The man shot her five times. Her death left other relatives to care for her baby daughter, Neveah.
Stivers, who grew up around guns, said she hates assault rifles and thinks guns should be kept off college campuses, out of classrooms and away from bars. She also thinks other controls could be put in place to keep people safer, such as requiring everyone who purchases a gun to submit to a background check.
Stivers said she thought red flag laws sounded beneficial, but she glanced over at Colclasure, asking the older woman to confirm her assertion that nothing will ever change.
"We've got too many people that are too attached to the NRA, and they'll all jump up and say 'You're going to take away our guns,'" Colclasure said, adding that many of those too close to the NRA are Arkansas legislators.
The two women -- along with Melinda Crowder, whose daughter was strangled in 2006 -- lean on one another. They attend sentencing and parole hearings with group members and have monthly support group meetings.
Stivers can list personal details about Crowder's daughter, Casey: she was a hunter, she was close to 5 feet tall, she was tough.

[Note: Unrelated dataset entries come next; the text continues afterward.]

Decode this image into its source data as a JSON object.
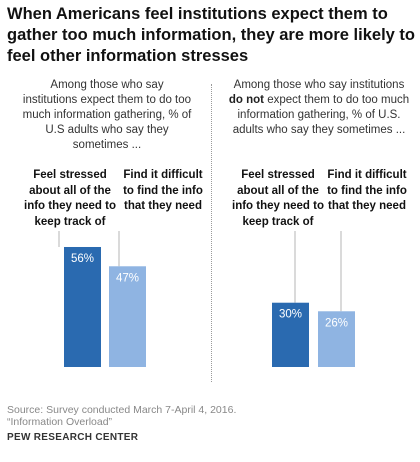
{
  "title": "When Americans feel institutions expect them to gather too much information, they are more likely to feel other information stresses",
  "chart_data": [
    {
      "type": "bar",
      "subtitle": {
        "before": "Among those who say institutions expect them to do too much information gathering, % of U.S adults who say they sometimes ...",
        "emphasis": "",
        "after": ""
      },
      "categories": [
        "Feel stressed about all of the info they need to keep track of",
        "Find it difficult to find the info that they need"
      ],
      "values": [
        56,
        47
      ],
      "data_labels": [
        "56%",
        "47%"
      ],
      "colors": [
        "#2a6ab0",
        "#8fb4e2"
      ],
      "ylim": [
        0,
        100
      ]
    },
    {
      "type": "bar",
      "subtitle": {
        "before": "Among those who say institutions",
        "emphasis": "do not",
        "after": "expect them to do too much information gathering, % of U.S. adults who say they sometimes ..."
      },
      "categories": [
        "Feel stressed about all of the info they need to keep track of",
        "Find it difficult to find the info that they need"
      ],
      "values": [
        30,
        26
      ],
      "data_labels": [
        "30%",
        "26%"
      ],
      "colors": [
        "#2a6ab0",
        "#8fb4e2"
      ],
      "ylim": [
        0,
        100
      ]
    }
  ],
  "footer": {
    "source": "Source: Survey conducted March 7-April 4, 2016.",
    "report": "“Information Overload”",
    "brand": "PEW RESEARCH CENTER"
  }
}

Both women look to Colclasure for guidance. She tells them to stop watching TV shows about murder. Stivers said she's tried, but always falls back into the habit.
"There's no such word as 'closure,'" Stivers said. "It never ends. ... I mean there's still going to be that empty chair at the table every single holiday that we have to remember. There's an empty chair there, and we know who goes there."
A detective picks up evidence markers after a September 2017 carjacking that ended with the fatal shooting of a Jacksonville man. The homicide added to Arkansas’ high rate of gun-related deaths per capita, which gun-control advocates say can be curbed with certain laws. Legislators and others say such laws wouldn’t prevent gun violence.
Elaine Colclasure, the chapter leader for Parents of Murdered Children in Little Rock, lost her husband to gun violence in 1989 when two teenagers tried to steal his car. Some members of her group say guns should be kept out of classrooms and away from bars.